但等十五天的修煉周期過去,馮宛琴悲哀地發現,他們倆,才掌握到第二品的「天陽境」。
雖然已是二品境界,但無論天陽、還是地陰之境,都是基礎境界;
能掌握這個,並不算難,只要不是特別笨,十有八九能掌握。
一腔孤勇、沒日沒夜、滿懷的熱望,沒想到最後,居然就得了這麼個結果。
馮宛琴不能接受。
冰心台上,她一下子就泄氣了,身子靠在那塊寫著「冰心台」的石碑上,渾身軟塌塌的,人都站不起來了。
這時孫明傑和董瑩燈,也都在。
他倆今天的心情,特別好。
首先他們自己,已經掌握了第三品的玄意境,連真光境,雖未達到,也呼之欲出。
但這還不足以讓他們感到高興,因為這一批人中,比他們掌握更高品級的,還有好幾組。
只是,幸福是對比出來的;
他們一看「琴雲組」,忙活了半天,還以為多厲害呢,結果最後一看,才天陽境!
那「明燈組」的進展,可強太多了!
不是僅僅高一級的問題,既然是境界,不能這麼算,高一級,戰力能超出好幾倍呢。
於是他二人,對視一眼,都從對方得意的眼神中,看出了同一個意思:
「這次考核,穩了。

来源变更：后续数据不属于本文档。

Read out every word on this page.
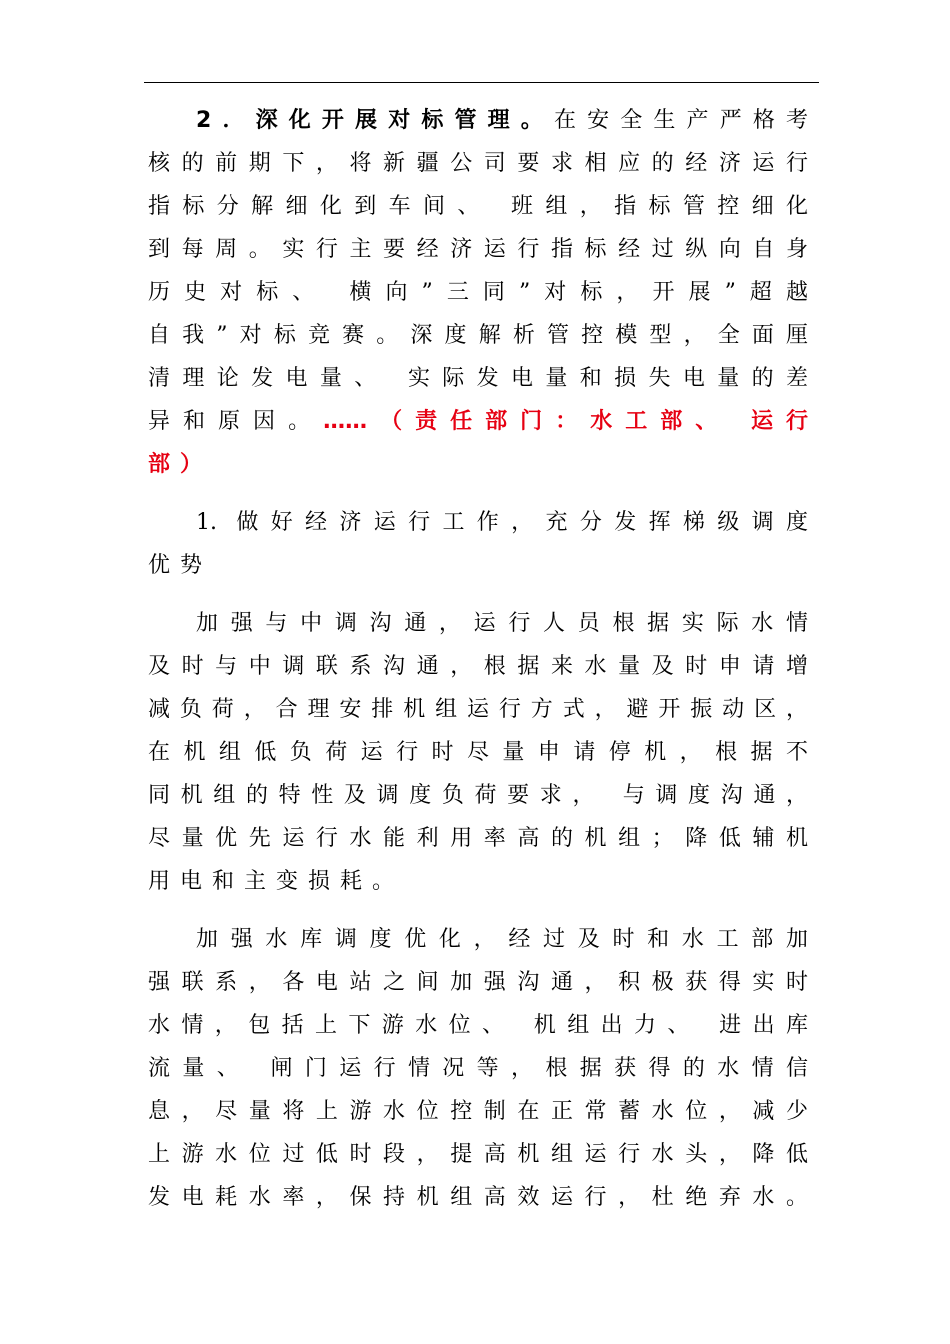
2．深化开展对标管理。在安全生产严格考
核的前期下，将新疆公司要求相应的经济运行
指标分解细化到车间、 班组，指标管控细化
到每周。实行主要经济运行指标经过纵向自身
历史对标、 横向”三同”对标，开展”超越
自我”对标竞赛。深度解析管控模型，全面厘
清理论发电量、 实际发电量和损失电量的差
异和原因。……（责任部门：水工部、 运行
部）
1. 做好经济运行工作，充分发挥梯级调度
优势
加强与中调沟通，运行人员根据实际水情
及时与中调联系沟通，根据来水量及时申请增
减负荷，合理安排机组运行方式，避开振动区，
在机组低负荷运行时尽量申请停机，根据不
同机组的特性及调度负荷要求， 与调度沟通，
尽量优先运行水能利用率高的机组；降低辅机
用电和主变损耗。
加强水库调度优化，经过及时和水工部加
强联系，各电站之间加强沟通，积极获得实时
水情，包括上下游水位、 机组出力、 进出库
流量、 闸门运行情况等，根据获得的水情信
息，尽量将上游水位控制在正常蓄水位，减少
上游水位过低时段，提高机组运行水头，降低
发电耗水率，保持机组高效运行，杜绝弃水。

」
他倆似乎已經想到馮宛琴和李雲絕,滿頭大汗、忍著臭味,奮力清掃滿山茅廁的情景了。
他倆差點笑出聲來。
占著上風,人便容易大度。
先前宣布配對時,他倆幸災樂禍的意思,溢於言表,但這會兒,他倆卻不約而同地,辛苦地忍住了笑。
見馮宛琴癱靠在石碑上,李雲絕站在一旁不知所措,董瑩燈忙走過來,用關切的語調說道:
「宛琴師妹呀,這是怎麼了?是扭傷腳了嗎?」
馮宛琴一愣,仰臉看向董瑩燈。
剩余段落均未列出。